1. Vom Motiv ausgehen

Landschaft, Architektur und Immobilien-Innenaufnahmen erfordern Weitwinkel (16–35 mm äquivalent). Porträts gelingen am vorteilhaftesten bei moderaten Telebrennweiten (50–135 mm äquivalent), wo Perspektivkompression und Hintergrundweichheit im Sinne des Motivs wirken. Sport und Wild verlangen lange Teleobjektive (200 mm+), um ferne Motive zu erreichen. Bei verschiedenen Motiven bietet ein vielseitiger Zoombereich wie 24–70 mm oder 24–105 mm die meiste Alltagsabdeckung.

2. Sensorgröße der Kamera berücksichtigen

Beim Vergleich verschiedener Kamerasysteme stets in Äquivalentbrennweiten denken. Ein 25-mm-Objektiv auf Micro Four Thirds liefert denselben Bildwinkel wie ein 50-mm-Objektiv auf Vollformat. Beim Lesen von Tests oder Objektiv-Empfehlungen prüfen, ob die Brennweite als tatsächliche oder äquivalente Angabe ausgewiesen ist. Bei Smartphones sind Brennweiten fast immer als 35-mm-Äquivalent angegeben.
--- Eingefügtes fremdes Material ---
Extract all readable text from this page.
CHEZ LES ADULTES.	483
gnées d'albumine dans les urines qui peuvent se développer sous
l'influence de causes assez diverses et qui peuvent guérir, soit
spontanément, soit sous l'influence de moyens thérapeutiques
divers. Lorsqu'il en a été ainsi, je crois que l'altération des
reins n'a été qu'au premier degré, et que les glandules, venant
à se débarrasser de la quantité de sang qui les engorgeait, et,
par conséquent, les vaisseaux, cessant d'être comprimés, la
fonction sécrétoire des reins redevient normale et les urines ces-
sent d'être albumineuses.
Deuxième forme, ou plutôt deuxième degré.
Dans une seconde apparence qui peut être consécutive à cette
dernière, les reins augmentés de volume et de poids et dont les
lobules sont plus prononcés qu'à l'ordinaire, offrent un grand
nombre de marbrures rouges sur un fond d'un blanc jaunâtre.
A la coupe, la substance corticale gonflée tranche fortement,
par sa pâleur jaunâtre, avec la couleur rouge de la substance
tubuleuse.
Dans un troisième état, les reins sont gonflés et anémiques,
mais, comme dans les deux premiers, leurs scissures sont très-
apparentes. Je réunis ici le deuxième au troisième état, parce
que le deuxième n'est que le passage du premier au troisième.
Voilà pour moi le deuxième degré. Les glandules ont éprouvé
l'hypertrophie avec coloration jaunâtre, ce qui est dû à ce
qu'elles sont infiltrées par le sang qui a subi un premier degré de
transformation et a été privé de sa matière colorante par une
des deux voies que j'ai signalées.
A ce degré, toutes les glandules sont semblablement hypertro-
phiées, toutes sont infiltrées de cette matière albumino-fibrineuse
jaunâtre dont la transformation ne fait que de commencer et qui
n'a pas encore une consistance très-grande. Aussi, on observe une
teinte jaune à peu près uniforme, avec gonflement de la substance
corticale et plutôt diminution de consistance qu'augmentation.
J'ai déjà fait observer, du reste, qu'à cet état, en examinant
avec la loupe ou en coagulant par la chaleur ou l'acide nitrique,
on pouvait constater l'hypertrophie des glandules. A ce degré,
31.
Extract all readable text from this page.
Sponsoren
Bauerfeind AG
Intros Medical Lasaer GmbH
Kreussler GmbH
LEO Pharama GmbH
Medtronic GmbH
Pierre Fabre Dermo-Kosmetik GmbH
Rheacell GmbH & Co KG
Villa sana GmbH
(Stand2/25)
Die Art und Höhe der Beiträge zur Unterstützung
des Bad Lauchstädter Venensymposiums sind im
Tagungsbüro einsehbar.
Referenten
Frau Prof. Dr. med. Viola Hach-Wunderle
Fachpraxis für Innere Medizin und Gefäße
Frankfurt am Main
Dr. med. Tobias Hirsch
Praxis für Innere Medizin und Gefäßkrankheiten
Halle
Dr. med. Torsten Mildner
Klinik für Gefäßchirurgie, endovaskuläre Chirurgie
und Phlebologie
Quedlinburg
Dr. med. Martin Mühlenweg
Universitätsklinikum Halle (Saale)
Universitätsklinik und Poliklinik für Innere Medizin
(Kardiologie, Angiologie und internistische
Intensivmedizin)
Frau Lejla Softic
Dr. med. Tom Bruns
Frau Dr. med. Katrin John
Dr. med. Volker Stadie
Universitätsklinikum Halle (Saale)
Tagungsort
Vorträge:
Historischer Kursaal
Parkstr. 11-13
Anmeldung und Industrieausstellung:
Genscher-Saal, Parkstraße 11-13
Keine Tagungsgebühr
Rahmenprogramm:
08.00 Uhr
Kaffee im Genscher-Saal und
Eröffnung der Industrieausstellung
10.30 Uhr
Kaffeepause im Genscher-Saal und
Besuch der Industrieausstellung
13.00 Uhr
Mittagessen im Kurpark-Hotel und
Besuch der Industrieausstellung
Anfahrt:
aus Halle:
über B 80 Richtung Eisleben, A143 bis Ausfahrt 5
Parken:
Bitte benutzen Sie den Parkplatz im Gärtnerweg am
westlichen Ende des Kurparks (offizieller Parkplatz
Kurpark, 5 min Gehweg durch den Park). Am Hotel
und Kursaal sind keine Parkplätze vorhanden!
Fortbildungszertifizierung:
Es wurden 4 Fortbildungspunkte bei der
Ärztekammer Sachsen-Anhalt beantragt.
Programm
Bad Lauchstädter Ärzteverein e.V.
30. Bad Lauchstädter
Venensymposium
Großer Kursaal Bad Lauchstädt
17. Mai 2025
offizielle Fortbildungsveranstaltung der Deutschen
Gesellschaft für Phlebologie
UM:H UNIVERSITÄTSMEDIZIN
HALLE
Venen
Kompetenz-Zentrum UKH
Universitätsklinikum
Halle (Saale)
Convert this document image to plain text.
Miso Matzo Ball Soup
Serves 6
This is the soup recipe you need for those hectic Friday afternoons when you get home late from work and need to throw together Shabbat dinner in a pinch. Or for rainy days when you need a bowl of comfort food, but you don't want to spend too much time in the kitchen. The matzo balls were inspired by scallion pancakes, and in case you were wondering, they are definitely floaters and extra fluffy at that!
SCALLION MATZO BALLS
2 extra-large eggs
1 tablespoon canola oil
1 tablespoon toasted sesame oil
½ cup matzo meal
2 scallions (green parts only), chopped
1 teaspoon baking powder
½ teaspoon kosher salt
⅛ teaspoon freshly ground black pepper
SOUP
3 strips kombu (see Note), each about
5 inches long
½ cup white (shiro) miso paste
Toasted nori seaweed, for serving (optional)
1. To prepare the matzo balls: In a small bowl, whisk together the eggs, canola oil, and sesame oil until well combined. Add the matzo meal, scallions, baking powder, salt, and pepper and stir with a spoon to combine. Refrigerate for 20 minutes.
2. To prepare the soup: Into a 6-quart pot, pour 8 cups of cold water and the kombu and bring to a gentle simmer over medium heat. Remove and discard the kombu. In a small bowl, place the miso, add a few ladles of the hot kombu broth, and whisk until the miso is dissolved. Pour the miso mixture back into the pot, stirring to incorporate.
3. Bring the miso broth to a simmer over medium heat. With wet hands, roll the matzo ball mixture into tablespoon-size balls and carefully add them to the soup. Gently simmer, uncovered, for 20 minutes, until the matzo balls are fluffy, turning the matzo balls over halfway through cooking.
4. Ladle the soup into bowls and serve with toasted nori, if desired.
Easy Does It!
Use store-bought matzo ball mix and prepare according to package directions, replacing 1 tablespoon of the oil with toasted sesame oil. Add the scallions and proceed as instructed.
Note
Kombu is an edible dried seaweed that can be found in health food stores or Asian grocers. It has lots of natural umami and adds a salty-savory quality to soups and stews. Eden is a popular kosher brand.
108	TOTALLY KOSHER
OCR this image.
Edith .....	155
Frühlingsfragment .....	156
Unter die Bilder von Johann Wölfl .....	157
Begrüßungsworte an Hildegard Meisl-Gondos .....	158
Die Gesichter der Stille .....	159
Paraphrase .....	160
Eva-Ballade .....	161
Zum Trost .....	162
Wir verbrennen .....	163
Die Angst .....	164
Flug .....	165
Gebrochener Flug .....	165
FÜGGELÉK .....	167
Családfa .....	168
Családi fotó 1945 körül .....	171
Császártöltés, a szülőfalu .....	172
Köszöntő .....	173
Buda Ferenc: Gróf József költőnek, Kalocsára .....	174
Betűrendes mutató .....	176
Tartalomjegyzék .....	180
3. Blende neben der Brennweite berücksichtigen

Ein Teleobjektiv mit großer Blende (wie f/2,8 oder größer) lässt mehr Licht ein, ermöglicht schnellere Verschlusszeiten zum Einfrieren von Bewegungen und erzeugt cremigere Hintergrundunschärfe. Aber lichtstarke Teleobjektive sind erheblich größer, schwerer und teurer als ihre lichtschwächeren Entsprechungen. Den tatsächlich benötigten Grad an Lichtstärke und Freistellung festlegen. Für Tagesaufnahmen im Freien kann ein langsameres f/4- oder f/5,6-Tele vollkommen ausreichen und ist wesentlich tragbarer.

Fazit

Bildwinkel und Brennweite sind die grundlegendsten Entscheidungen in der Foto- und Videografie – sie bestimmen, was die Kamera sieht und wie sich die Szene anfühlt. Weitwinkel erweitern die Welt und ziehen den Betrachter hinein; Telebrennweiten isolieren Motive und bringen Fernes in Reichweite. Den Zusammenhang zwischen Brennweite, Sensorgröße und dem resultierenden Bildwinkel zu verstehen verschafft kreative Kontrolle über jede Aufnahme. Ob bei der Kamera- und Objektivwahl oder schlicht beim Entscheiden, welches der Smartphone-Kameras getippt werden soll – das Wissen um die Wirkung jeder Brennweite ist der erste Schritt zum Bild, das man im Kopf sieht.